The Freedom for Families Act would expand how Health Savings Accounts (HSAs) are used and who can contribute to them. The bill allows tax-free distributions from an HSA not only when paying qualified medical expenses for the account beneficiary, but also during any period the account beneficiary is on family or medical caregiving leave (as defined by the Family and Medical Leave Act). It also broadens the definition of period of qualified caregiving and adds related conforming changes to the code. In addition, the bill removes the current requirement that an HSA must be paired with a high-deductible health plan (HDHP) and increases the annual contribution limits for HSAs. These changes would apply to taxable years beginning after the enactment date.
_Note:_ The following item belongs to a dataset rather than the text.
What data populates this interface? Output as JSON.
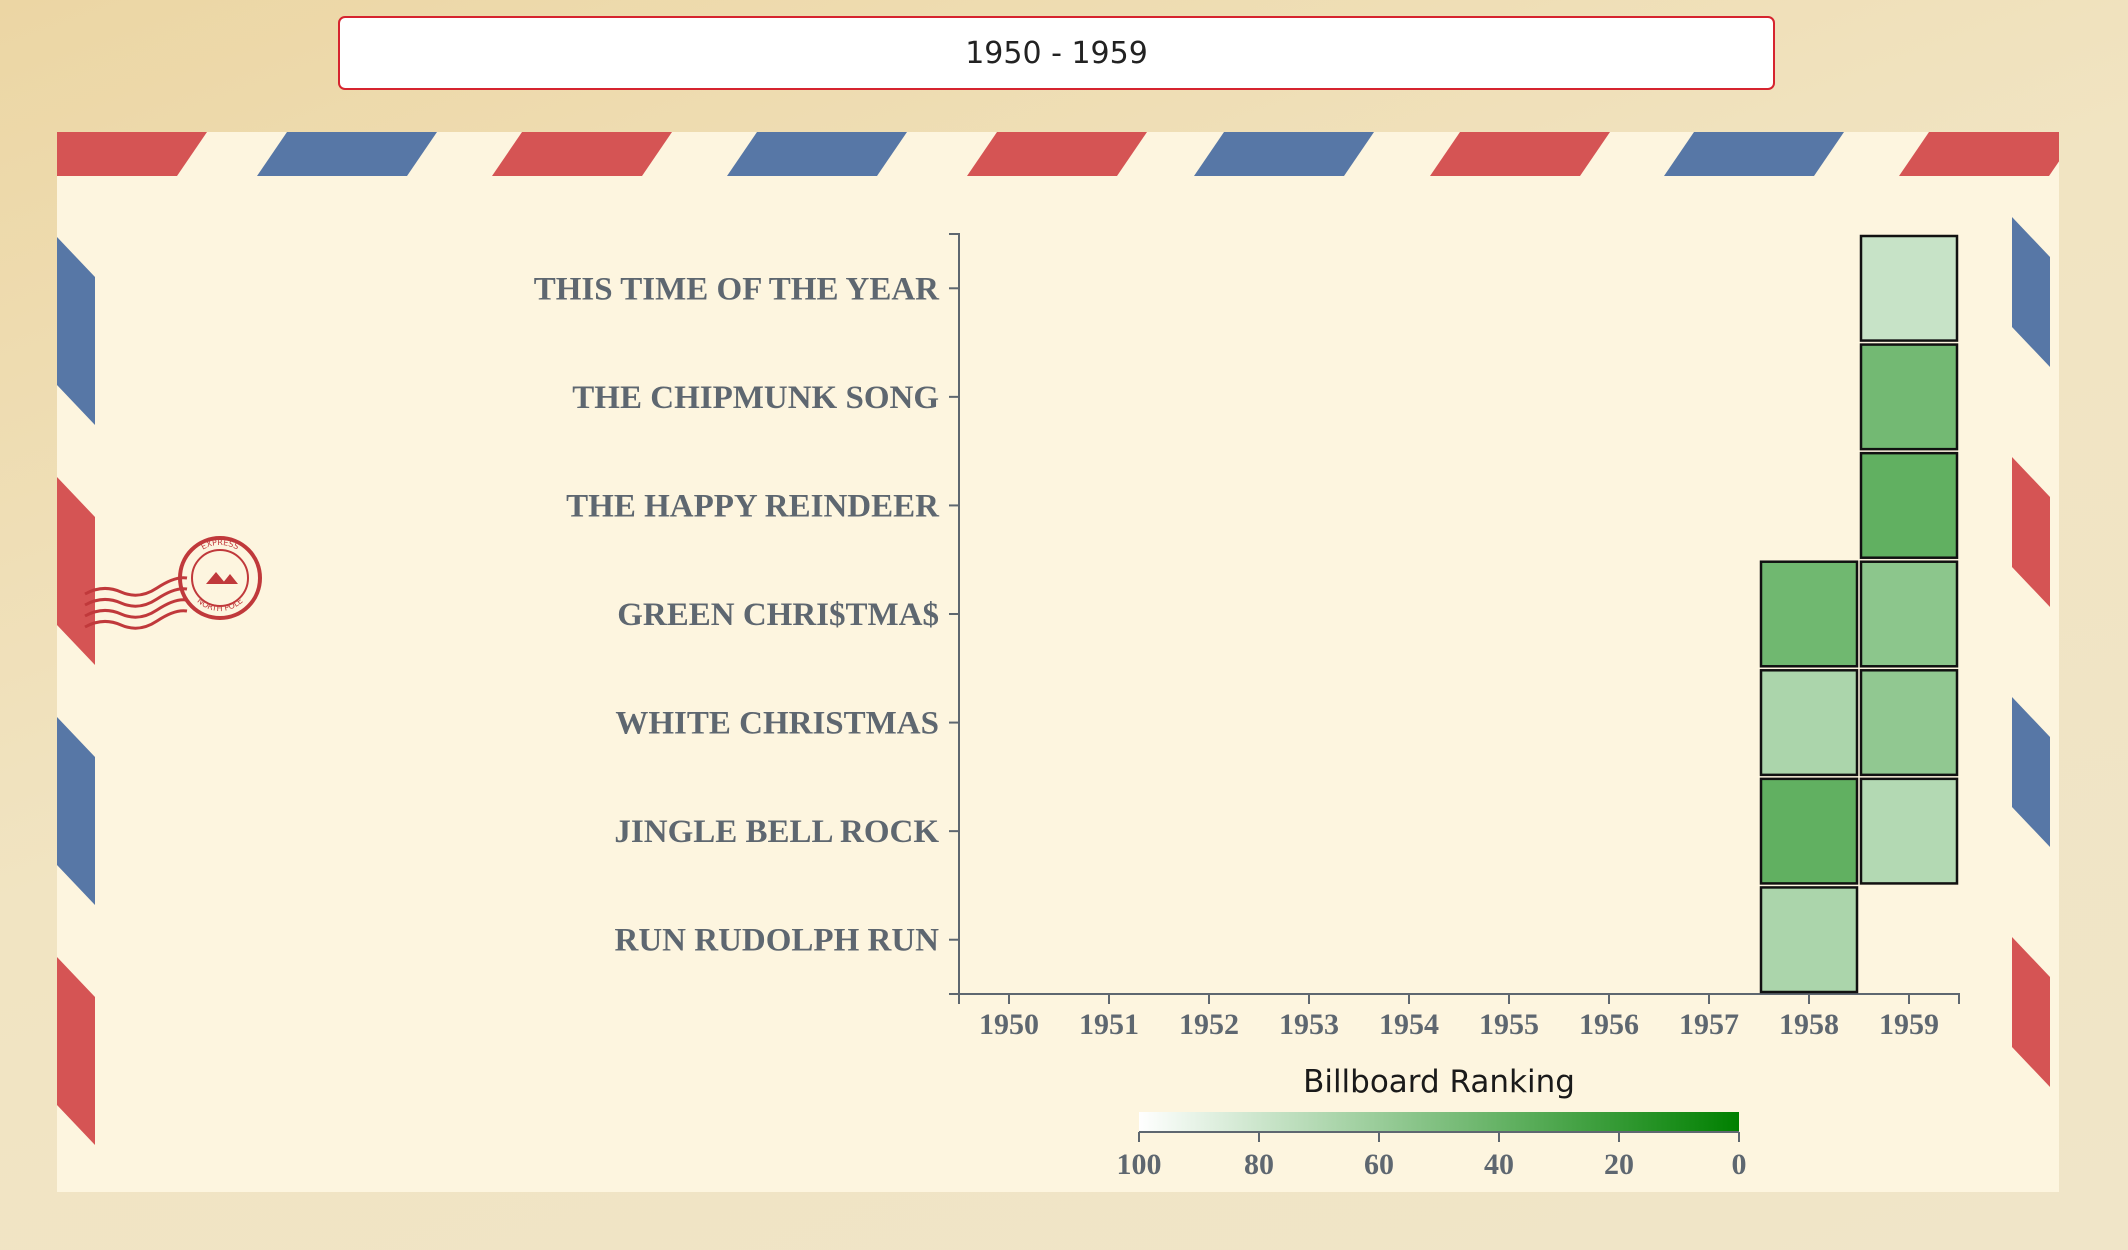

Overall, the bill aims to provide greater flexibility and financing options for families managing caregiving responsibilities and health costs.
Key Points
- 1Tax-free distributions during caregiving: Any amount distributed from an HSA is tax-free if it is used for qualified medical expenses or if it is paid or distributed during a period of qualified caregiving (i.e., while the account beneficiary is on FMLA-related leave or not employed due to a qualifying FMLA situation).
- 2Period of qualified caregiving defined: The bill defines a period of qualified caregiving to include leaves or non-employment described under the Family and Medical Leave Act of 1993.
- 3Conforming amendments to expenses: The Internal Revenue Code is amended so that expenses incurred during a period of qualified caregiving can count toward qualified medical expenses for tax-free distributions from an HSA.
- 4NoHDHP requirement and higher limits: The bill removes the HDHP requirement for HSA eligibility and contribution, and raises the HSA contribution limits to $9,000 for individuals (and $18,000 for joint filers). It also reorganizes related provisions accordingly.
- 5Effective date: The changes apply to months in taxable years beginning after enactment.